Every simulation here will be physically valid due to Sora’s inherent modeling. I think with enough compute here we may be able to predict with very high confidence what will happen in a certain scene 5 seconds into the future, all depending. And at the same time reason about how to influence the tree and which action to pick, and so on.

So it seems to me we are at a point without hard technological limits, but soft ones. Where the issue could be silo’d off into simply compute times. Where in a decade how far are compute times expected to drop? We can all agree many orders of magnitude.

Anyway, this is a topic (Sora + Mental Images) I have been thinking about and not seeing anyone really talk about. They are all talking about film production. But there is a reason OpenAI keeps mentioning there are inherent physical simulations. This topic can extrapolation a bit on what that means from my perspective.

A scientist in the australian outback build a device to allow his blind wife to see again but when she dies from exhaustion due to the experiment he turn the machine to another purpose: recording dreams. Soon the scientist, his son and his girlfriend become addictive from watching their own dreams on portable video screens.

Quite prophetic on portable tecnology and on addiction from it considering that the film was made in 1991.

Haha I was not expecting to discover a new movie to add to my watch list. That was nicely produced, and an interesting idea.

I ran an expirement with GPT and scenario trees. It does not account for real-world scenarios well… not nuanced, too general. I think if Sora could input the starting frame, it would be nuanced enough though to generate realistic scenarios. There is just so much more information and fidelity in video compared to text.

A person could fine tune the model by wearing a gopro (they are getting smaller) or maybe through security cameras to make it even more nuanced/expert.

Then, you can give any model predictive capability in the real world. Just starting frame + sora + scenario trees + some defined output with plenty of compute to run it in real-time.

Imagine a smart home that is using Sora to create these mental images, using security cams, to forecast everything that will happen in a house into the future by a few minutes. Using base model + fine tuning on your house and generating scenario trees with the output… Maybe it will be like 99% certain projecting 5 seconds into the future. Which would be enough to flick on light switches before you reached for them, and other little things.

One more thought experiment. Let’s say you are wearing apple vision pro. Every moment it is taking the current frame, giving it to Sora as the starting frame of a video, asking it to create a 5 second realistic video, and doing that 10k times. Finding the average, and then overlaying your Apple Vision display with the future prediction.

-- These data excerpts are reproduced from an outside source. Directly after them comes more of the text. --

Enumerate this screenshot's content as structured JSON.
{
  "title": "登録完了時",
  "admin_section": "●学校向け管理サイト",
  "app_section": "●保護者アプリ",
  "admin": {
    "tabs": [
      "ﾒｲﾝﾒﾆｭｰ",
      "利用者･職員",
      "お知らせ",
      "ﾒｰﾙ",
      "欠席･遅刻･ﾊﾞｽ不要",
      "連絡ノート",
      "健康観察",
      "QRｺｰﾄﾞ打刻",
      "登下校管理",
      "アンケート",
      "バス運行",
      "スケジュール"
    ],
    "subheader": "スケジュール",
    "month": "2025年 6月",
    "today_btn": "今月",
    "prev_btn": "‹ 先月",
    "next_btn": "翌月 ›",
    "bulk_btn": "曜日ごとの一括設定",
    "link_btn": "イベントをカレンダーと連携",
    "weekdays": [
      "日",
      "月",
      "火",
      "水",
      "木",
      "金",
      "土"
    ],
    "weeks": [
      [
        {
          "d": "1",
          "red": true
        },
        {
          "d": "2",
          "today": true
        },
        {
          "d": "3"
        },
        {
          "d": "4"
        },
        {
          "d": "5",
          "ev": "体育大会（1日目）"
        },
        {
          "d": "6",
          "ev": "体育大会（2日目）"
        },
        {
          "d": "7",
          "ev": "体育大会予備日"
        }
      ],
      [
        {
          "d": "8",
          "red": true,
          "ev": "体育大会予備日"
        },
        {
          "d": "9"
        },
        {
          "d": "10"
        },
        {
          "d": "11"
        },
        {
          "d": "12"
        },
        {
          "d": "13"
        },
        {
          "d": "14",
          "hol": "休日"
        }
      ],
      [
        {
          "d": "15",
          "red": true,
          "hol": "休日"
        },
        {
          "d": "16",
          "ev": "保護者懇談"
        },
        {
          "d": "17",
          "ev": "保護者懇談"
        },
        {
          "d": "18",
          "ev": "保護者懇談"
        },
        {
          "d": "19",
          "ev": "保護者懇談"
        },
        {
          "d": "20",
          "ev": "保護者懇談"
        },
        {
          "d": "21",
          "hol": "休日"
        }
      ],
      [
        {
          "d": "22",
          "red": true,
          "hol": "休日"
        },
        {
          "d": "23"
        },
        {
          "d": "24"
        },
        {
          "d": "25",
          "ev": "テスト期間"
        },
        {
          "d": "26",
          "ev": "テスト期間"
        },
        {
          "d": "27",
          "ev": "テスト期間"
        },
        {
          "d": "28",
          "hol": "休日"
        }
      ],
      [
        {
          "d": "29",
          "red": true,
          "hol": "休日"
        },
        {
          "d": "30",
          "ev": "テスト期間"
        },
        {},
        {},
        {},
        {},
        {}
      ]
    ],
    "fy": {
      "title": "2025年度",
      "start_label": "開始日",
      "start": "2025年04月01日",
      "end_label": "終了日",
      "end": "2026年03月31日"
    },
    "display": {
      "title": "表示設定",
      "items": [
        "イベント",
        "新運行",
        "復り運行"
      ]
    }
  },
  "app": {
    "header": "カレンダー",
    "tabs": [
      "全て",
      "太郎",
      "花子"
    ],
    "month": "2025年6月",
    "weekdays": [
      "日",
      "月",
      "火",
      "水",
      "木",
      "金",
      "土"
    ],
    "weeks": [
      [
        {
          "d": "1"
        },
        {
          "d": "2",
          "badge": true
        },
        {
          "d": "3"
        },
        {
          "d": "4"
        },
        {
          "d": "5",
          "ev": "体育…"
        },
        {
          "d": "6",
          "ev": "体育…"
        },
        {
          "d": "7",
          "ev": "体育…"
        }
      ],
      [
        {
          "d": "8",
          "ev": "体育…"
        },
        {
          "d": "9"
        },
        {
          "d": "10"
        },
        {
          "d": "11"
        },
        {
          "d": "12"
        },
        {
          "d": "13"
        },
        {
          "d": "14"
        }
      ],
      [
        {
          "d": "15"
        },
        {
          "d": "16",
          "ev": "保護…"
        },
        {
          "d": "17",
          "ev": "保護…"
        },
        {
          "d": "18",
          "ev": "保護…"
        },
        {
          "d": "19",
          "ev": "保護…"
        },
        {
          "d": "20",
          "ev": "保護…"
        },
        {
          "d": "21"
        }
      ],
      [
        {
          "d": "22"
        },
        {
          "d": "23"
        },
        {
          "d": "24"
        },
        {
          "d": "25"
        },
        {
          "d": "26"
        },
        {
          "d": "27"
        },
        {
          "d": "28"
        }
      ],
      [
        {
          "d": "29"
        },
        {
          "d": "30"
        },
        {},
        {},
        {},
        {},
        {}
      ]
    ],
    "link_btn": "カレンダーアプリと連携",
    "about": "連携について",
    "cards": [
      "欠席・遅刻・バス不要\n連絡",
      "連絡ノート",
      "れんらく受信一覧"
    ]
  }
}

So what are some things that might catch if we are walking around in AR. Let’s say you are walking under a coconut tree. I think it is realistic to say, most people won’t think twice. But an LLM that does some research, and lots of Sora generations would, in fact, generate one scenario where a coconut falls out of the tree. And then actually that could be a flag and your Apple Vision could alert you not to walk under that coconut tree, it’s a little windy, and there are some ripe coconuts there.

What’s really exciting here is how it will express this information! It could simply overlay a coconut falling from the tree in front of you in AR. It will actually show you visually in high fidelity with some confidence what will happen in the future.

I can imagine hundreds of scenarios, like construction, where this could become mandatory. You don’t even need very accurate predictions just flagging critical dangers in some applications.